其余龙王见状,心中早已明了大半,纷纷起身拱手道,“既是南海龙王之事,我等水族必要分忧,寿星公且安坐在此,我等即刻便回,定让那孽龙伏于阶前认罪伏法。”
一众水族首领纷纷离席,点齐本部人马,浩浩荡荡跨出龙宫,直奔海面而去。
甫一踏出水面,便听得远处喊杀之声震天动地,不绝于耳。
众人遥遥望去,只见半空之中,敖摩昂孤身一人,手持三棱锏挥舞如风,正与无数水族兵士缠斗。
那些水族兵士身着玄色嵌红甲胄,正合南方火德之象,显然是南海龙王帐下兵马。
可此刻,这些南海水族却整齐划一,齐齐向敖摩昂冲杀而去,攻势凶猛。
东海龙王见状大惊失色,他们此番兴师动众,本是念着南海龙王的颜面,想以雷霆手段将侄女擒回,留她一条性命,免得被陆源亲自出手,落得凄惨下场。
谁知竟见到南海水族助纣为虐,向斩业府将军下手,当真是不识好歹。
“住手!都给我住手!”东海龙王放声呼喝,声如洪钟,传遍海疆。
可那些水族兵士却恍若未闻,依旧疯狂向敖摩昂杀去。
众人定睛细看,只见敖摩昂浑身已是伤痕累累,衣甲破碎,嘴角溢血,显然久战之下早已力竭,招式间尽显左支右绌之态,随时可能遇险。

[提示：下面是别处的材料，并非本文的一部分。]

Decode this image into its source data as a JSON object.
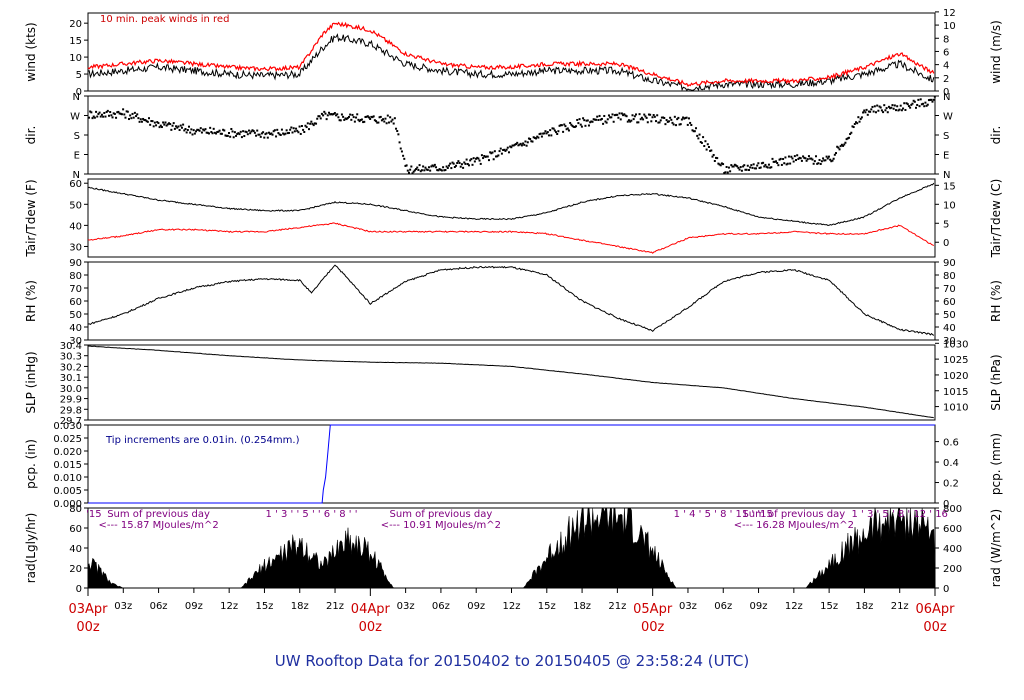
{
  "figure": {
    "title": "UW Rooftop Data for 20150402  to  20150405 @ 23:58:24  (UTC)",
    "time_axis": {
      "minor_ticks": [
        "03z",
        "06z",
        "09z",
        "12z",
        "15z",
        "18z",
        "21z",
        "03z",
        "06z",
        "09z",
        "12z",
        "15z",
        "18z",
        "21z",
        "03z",
        "06z",
        "09z",
        "12z",
        "15z",
        "18z",
        "21z"
      ],
      "major_ticks": [
        {
          "date": "03Apr",
          "hour": "00z"
        },
        {
          "date": "04Apr",
          "hour": "00z"
        },
        {
          "date": "05Apr",
          "hour": "00z"
        },
        {
          "date": "06Apr",
          "hour": "00z"
        }
      ]
    }
  },
  "chart_data": [
    {
      "type": "line",
      "panel": "wind",
      "ylabel": "wind (kts)",
      "ylabel_right": "wind (m/s)",
      "ylim": [
        0,
        23
      ],
      "yticks": [
        "0",
        "5",
        "10",
        "15",
        "20"
      ],
      "yticks_right": [
        "0",
        "2",
        "4",
        "6",
        "8",
        "10",
        "12"
      ],
      "annotation": "10 min. peak winds in red",
      "x_hours": [
        0,
        3,
        6,
        9,
        12,
        15,
        18,
        20,
        21,
        24,
        27,
        30,
        33,
        36,
        39,
        42,
        45,
        48,
        51,
        54,
        57,
        60,
        63,
        66,
        69,
        72
      ],
      "series": [
        {
          "values": [
            5,
            6,
            7,
            6,
            5,
            4.5,
            5,
            13,
            16,
            14,
            8,
            6,
            5,
            5,
            6,
            6,
            6,
            3,
            1,
            2,
            2,
            2,
            3,
            5,
            8,
            3
          ],
          "color": "#000000"
        },
        {
          "values": [
            7,
            8,
            9,
            8,
            7,
            6.5,
            7,
            17,
            20,
            18,
            11,
            8,
            7,
            7,
            8,
            8,
            8,
            5,
            2,
            3,
            3,
            3,
            4,
            7,
            11,
            5
          ],
          "color": "#ff0000"
        }
      ]
    },
    {
      "type": "scatter",
      "panel": "dir",
      "ylabel": "dir.",
      "yticks": [
        "N",
        "E",
        "S",
        "W",
        "N"
      ],
      "x_hours": [
        0,
        3,
        6,
        9,
        12,
        15,
        18,
        20,
        21,
        24,
        26,
        27,
        30,
        33,
        36,
        39,
        42,
        45,
        48,
        51,
        54,
        57,
        60,
        63,
        66,
        69,
        72
      ],
      "values_deg": [
        275,
        280,
        230,
        200,
        190,
        185,
        200,
        270,
        265,
        255,
        250,
        20,
        30,
        60,
        120,
        190,
        240,
        260,
        255,
        240,
        20,
        40,
        70,
        60,
        290,
        310,
        340
      ]
    },
    {
      "type": "line",
      "panel": "temp",
      "ylabel": "Tair/Tdew (F)",
      "ylabel_right": "Tair/Tdew (C)",
      "ylim": [
        25,
        62
      ],
      "yticks": [
        "30",
        "40",
        "50",
        "60"
      ],
      "yticks_right": [
        "0",
        "5",
        "10",
        "15"
      ],
      "x_hours": [
        0,
        3,
        6,
        9,
        12,
        15,
        18,
        21,
        24,
        27,
        30,
        33,
        36,
        39,
        42,
        45,
        48,
        51,
        54,
        57,
        60,
        63,
        66,
        69,
        72
      ],
      "series": [
        {
          "values": [
            58,
            55,
            52,
            50,
            48,
            47,
            47,
            51,
            50,
            47,
            44,
            43,
            43,
            46,
            51,
            54,
            55,
            53,
            49,
            44,
            42,
            40,
            44,
            53,
            60
          ],
          "color": "#000000"
        },
        {
          "values": [
            33,
            35,
            38,
            38,
            37,
            37,
            39,
            41,
            37,
            37,
            37,
            37,
            37,
            36,
            33,
            30,
            27,
            34,
            36,
            36,
            37,
            36,
            36,
            40,
            30
          ],
          "color": "#ff0000"
        }
      ]
    },
    {
      "type": "line",
      "panel": "rh",
      "ylabel": "RH (%)",
      "ylabel_right": "RH (%)",
      "ylim": [
        30,
        90
      ],
      "yticks": [
        "30",
        "40",
        "50",
        "60",
        "70",
        "80",
        "90"
      ],
      "yticks_right": [
        "30",
        "40",
        "50",
        "60",
        "70",
        "80",
        "90"
      ],
      "x_hours": [
        0,
        3,
        6,
        9,
        12,
        15,
        18,
        19,
        21,
        24,
        27,
        30,
        33,
        36,
        39,
        42,
        45,
        48,
        51,
        54,
        57,
        60,
        63,
        66,
        69,
        72
      ],
      "series": [
        {
          "values": [
            42,
            50,
            62,
            70,
            75,
            77,
            76,
            66,
            88,
            58,
            75,
            84,
            86,
            86,
            80,
            60,
            47,
            37,
            55,
            75,
            82,
            84,
            76,
            50,
            38,
            34
          ],
          "color": "#000000"
        }
      ]
    },
    {
      "type": "line",
      "panel": "slp",
      "ylabel": "SLP (inHg)",
      "ylabel_right": "SLP (hPa)",
      "ylim": [
        29.7,
        30.4
      ],
      "yticks": [
        "29.7",
        "29.8",
        "29.9",
        "30.0",
        "30.1",
        "30.2",
        "30.3",
        "30.4"
      ],
      "yticks_right": [
        "1010",
        "1015",
        "1020",
        "1025",
        "1030"
      ],
      "x_hours": [
        0,
        6,
        12,
        18,
        24,
        30,
        36,
        42,
        48,
        54,
        60,
        66,
        72
      ],
      "series": [
        {
          "values": [
            30.39,
            30.35,
            30.3,
            30.26,
            30.24,
            30.23,
            30.2,
            30.13,
            30.05,
            30.0,
            29.9,
            29.82,
            29.72
          ],
          "color": "#000000"
        }
      ]
    },
    {
      "type": "line",
      "panel": "pcp",
      "ylabel": "pcp. (in)",
      "ylabel_right": "pcp. (mm)",
      "ylim": [
        0,
        0.03
      ],
      "yticks": [
        "0.000",
        "0.005",
        "0.010",
        "0.015",
        "0.020",
        "0.025",
        "0.030"
      ],
      "yticks_right": [
        "0",
        "0.2",
        "0.4",
        "0.6"
      ],
      "annotation": "Tip increments are 0.01in. (0.254mm.)",
      "x_hours": [
        0,
        19.9,
        20.0,
        20.2,
        20.4,
        20.6,
        21,
        72
      ],
      "series": [
        {
          "values": [
            0,
            0,
            0.005,
            0.01,
            0.02,
            0.03,
            0.03,
            0.03
          ],
          "color": "#0000ff"
        }
      ]
    },
    {
      "type": "area",
      "panel": "rad",
      "ylabel": "rad(Lgly/hr)",
      "ylabel_right": "rad (W/m^2)",
      "ylim": [
        0,
        80
      ],
      "yticks": [
        "0",
        "20",
        "40",
        "60",
        "80"
      ],
      "yticks_right": [
        "0",
        "200",
        "400",
        "600",
        "800"
      ],
      "top_labels": [
        {
          "text": "'15",
          "color": "#800080"
        },
        {
          "text": "1 ' 3 ' ' 5 ' ' 6 ' 8 ' '",
          "color": "#800080"
        },
        {
          "text": "1 ' 4 ' 5 ' 8 ' 11 ' '15",
          "color": "#800080"
        },
        {
          "text": "1 ' 3 ' 5 ' 8 ' 12 ' 16",
          "color": "#800080"
        }
      ],
      "sum_notes": [
        {
          "line1": "Sum of previous day",
          "line2": "<--- 15.87 MJoules/m^2"
        },
        {
          "line1": "Sum of previous day",
          "line2": "<--- 10.91 MJoules/m^2"
        },
        {
          "line1": "Sum of previous day",
          "line2": "<--- 16.28 MJoules/m^2"
        }
      ],
      "x_hours": [
        0,
        1,
        2,
        3,
        13,
        15,
        18,
        20,
        22,
        24,
        26,
        37,
        40,
        42,
        44,
        46,
        48,
        50,
        61,
        64,
        67,
        69,
        71,
        72
      ],
      "series": [
        {
          "values": [
            30,
            20,
            5,
            0,
            0,
            25,
            50,
            25,
            55,
            40,
            0,
            0,
            50,
            75,
            80,
            75,
            40,
            0,
            0,
            40,
            70,
            80,
            70,
            60
          ],
          "color": "#000000"
        }
      ]
    }
  ]
}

西海龙王见状,目眦尽裂,怒声道:“这群逆贼,竟敢以下犯上!随我上前,杀了这些不忠不义之徒。”
“贤弟且慢!”东海龙王连忙拦住他,“此事蹊跷,不可鲁莽。”
西海龙王道:“我儿性命危在旦夕,偏她是爱女,我儿难道就非我爱子不成?”
说罢,甩脱东海龙王,操起金鞭,当头领兵,向南海逆贼杀去。
只北海龙王看得真切,忙提醒道:“大哥,那围攻人群之中不止南海水族,斩业府军士也在其中。”
东海龙王闻言,神色一凛,眯眼细看。
果不其然,人群中混杂着不少身着斩业府制式甲胄的天兵,他们同样面色茫然,眼神空洞,宛若失了魂魄一般,只知机械地挥舞兵刃。
“他们定是中了惑心邪法,失了神智。”
正说着,西海龙王已然率军冲出数里,距离战团越来越近。
忽然,他身形猛地一顿,眼神中的神采渐渐消散,动作也变得僵硬起来,竟也调转方向,挥鞭向敖摩昂杀去。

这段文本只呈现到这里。